The Beatles’ Mastery

Recently it was reported that a new Beatles track would be released using AI. The headline is disarming for a true Beatles fan. Would this be like the Drake/Weeknd track that is essentially a deep fake that the artists never approved of and tarnishes their creative talent and output? That Drake/Weeknd collaboration racked up 600,000 listens on Spotify before Drake’s label had the ripoff track pulled. It’s hard to know what to think about this considering Drake himself has alluded his audience to whether he is the real deal or a guy riding the coat tails of other rappers or employing ghost writers to write his lyrics. Music journalists and artists rallied to remind audiences of the danger to creative arts and copyright. 

Faster Networks has written extensively about AI’s use in conversation, email communication, digital arts, photos, videos and all the options for deep fakes. When we discussed deep fakes here, we concluded that, “if basic lies can influence entire communities, then the synthetic production of deepfake media to create any story, using any character, backdrop or message is something that should keep us alert and alarmed”. That was written some years ago and we are fully in and invested in what is means to steal someone’s creative capital and spread it, even if, the platform where it sits pulls it in a reasonable time. It’s too easy to dismiss all AI as a negative influence on creativity. However, the Beatles’ Spotify catalogue is blemished with all sorts of AI, just the old kind, remastering. See Help! (Remastered) and Revolver, etc. In fact the whole Beatles prolific collection has been remastered. That used to be humans taking apart the song, clearing debris and polishing the sound.

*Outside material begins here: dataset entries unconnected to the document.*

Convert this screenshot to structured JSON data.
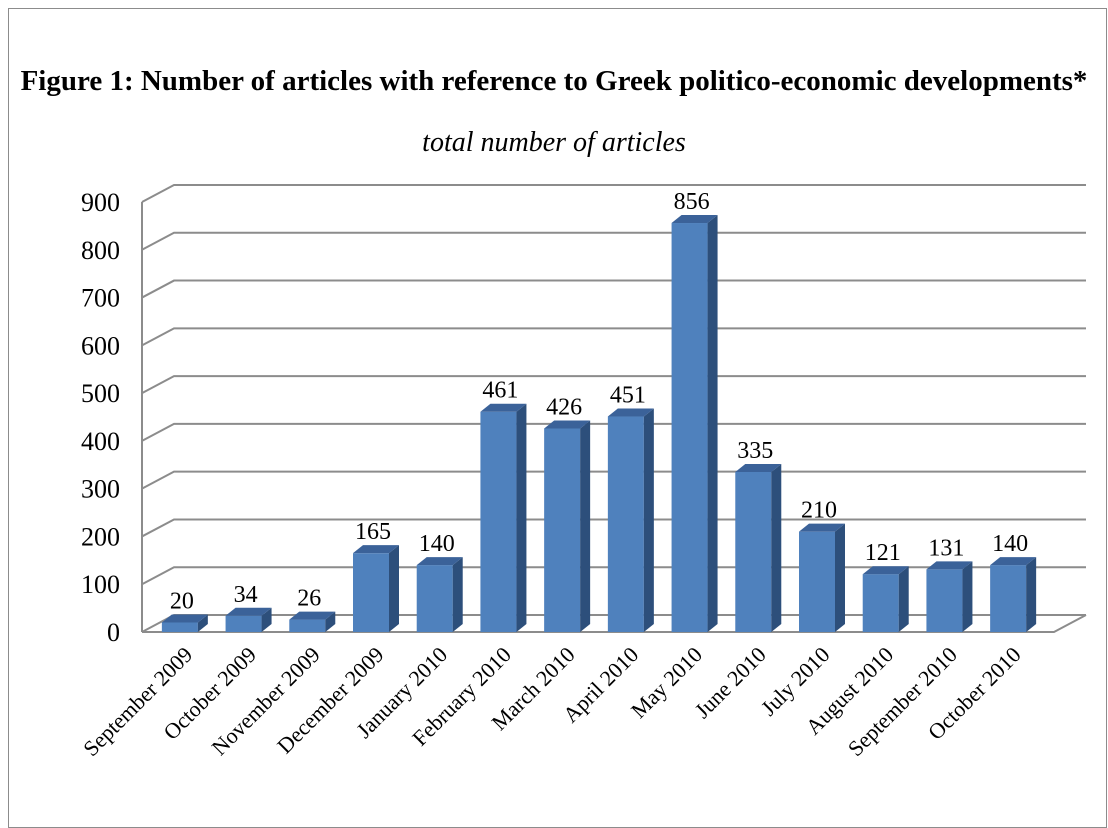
{
  "chart_data": {
    "type": "bar",
    "title": "Figure 1: Number of articles with reference to Greek politico-economic developments*",
    "subtitle": "total number of articles",
    "xlabel": "",
    "ylabel": "",
    "ylim": [
      0,
      900
    ],
    "yticks": [
      0,
      100,
      200,
      300,
      400,
      500,
      600,
      700,
      800,
      900
    ],
    "grid": true,
    "legend": "none",
    "categories": [
      "September 2009",
      "October 2009",
      "November 2009",
      "December 2009",
      "January 2010",
      "February 2010",
      "March 2010",
      "April 2010",
      "May 2010",
      "June 2010",
      "July 2010",
      "August 2010",
      "September 2010",
      "October 2010"
    ],
    "values": [
      20,
      34,
      26,
      165,
      140,
      461,
      426,
      451,
      856,
      335,
      210,
      121,
      131,
      140
    ],
    "colors": {
      "bar_front": "#4f81bd",
      "bar_side": "#2d4f7b",
      "bar_top": "#3b6299",
      "grid": "#8c8c8c"
    }
  }
}
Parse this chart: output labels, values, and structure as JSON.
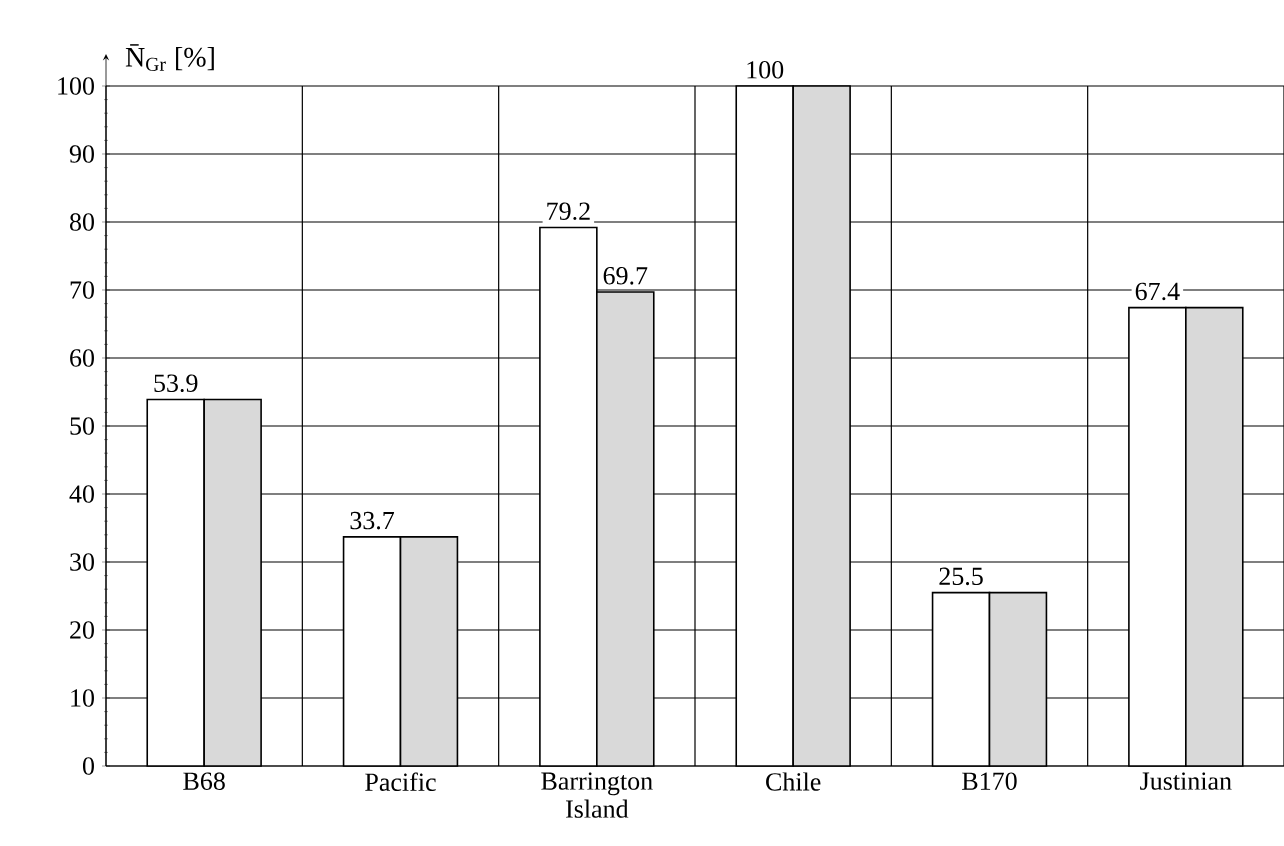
{
  "chart_data": {
    "type": "bar",
    "ylabel": "N̄$_{Gr}$ [%]",
    "categories": [
      "B68",
      "Pacific",
      "Barrington Island",
      "Chile",
      "B170",
      "Justinian"
    ],
    "series": [
      {
        "color": "#ffffff",
        "values": [
          53.9,
          33.7,
          79.2,
          100,
          25.5,
          67.4
        ],
        "value_labels": [
          "53.9",
          "33.7",
          "79.2",
          "100",
          "25.5",
          "67.4"
        ]
      },
      {
        "color": "#d9d9d9",
        "values": [
          53.9,
          33.7,
          69.7,
          100,
          25.5,
          67.4
        ],
        "value_labels": [
          null,
          null,
          "69.7",
          null,
          null,
          null
        ]
      }
    ],
    "ylim": [
      0,
      100
    ],
    "yticks": [
      0,
      10,
      20,
      30,
      40,
      50,
      60,
      70,
      80,
      90,
      100
    ],
    "grid": true
  }
}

Digging deeper however, we come to learn that there is a real and beautiful story playing alongside this new song, told by Paul McCartney himself, that is nuanced and is blessed with good intentions and is, essentially about preserving an archive while continuing the creative output of a band that changed the world. 

The song is an old demo on cassette that John Lennon recorded “For Paul” in 1978. There were 4 songs and 2 of those songs were released in 1995 and 1996 on Anthology CD’s. The recordings were updated using the technology at the time, a reworking from the 3 remaining living Beatles’ members, George, Paul and Ringo. The world at large has never heard this final recording rumoured to be titled, Now and Then.  

As AI revolutionises the art world, conversation, knowledge access, and all the genres of science, creativity, entertainment and communication, it’s so easy to go down a negative thinking spiral that ends with the question, what is left that is real? Let’s unpack that a little bit using the new Beatles song as an example. When Peter Jackson made the 9 hour documentary series Get Back (2021), he used AI technology that ‘demixed’ original recordings of their rehearsals that were originally filmed for the 1970, fly on the wall documentary, Let It Be. Lennon and McCartney went out of their way to subvert the recordings of private conversations by strumming their guitars and turn up their amps while talking, knowing that the filmmakers would never be able to decipher their words. The demixing effect Peter Jackson employed enabled them to strip the guitar sounds from the recordings and have only the talking and voices remain, #genius.

George Harrison believed the Now and Then recording compromised the breadth of talent in a Lennon vocal and Paul acknowledges that the Beatles were always a democracy and so this recording gathered dust. But now, with AI demixing technology Paul has another chance to release this tune in its best light. The Beatles talent lives on, as it always will, but what a fantastic opportunity to celebrate AI technology at its best.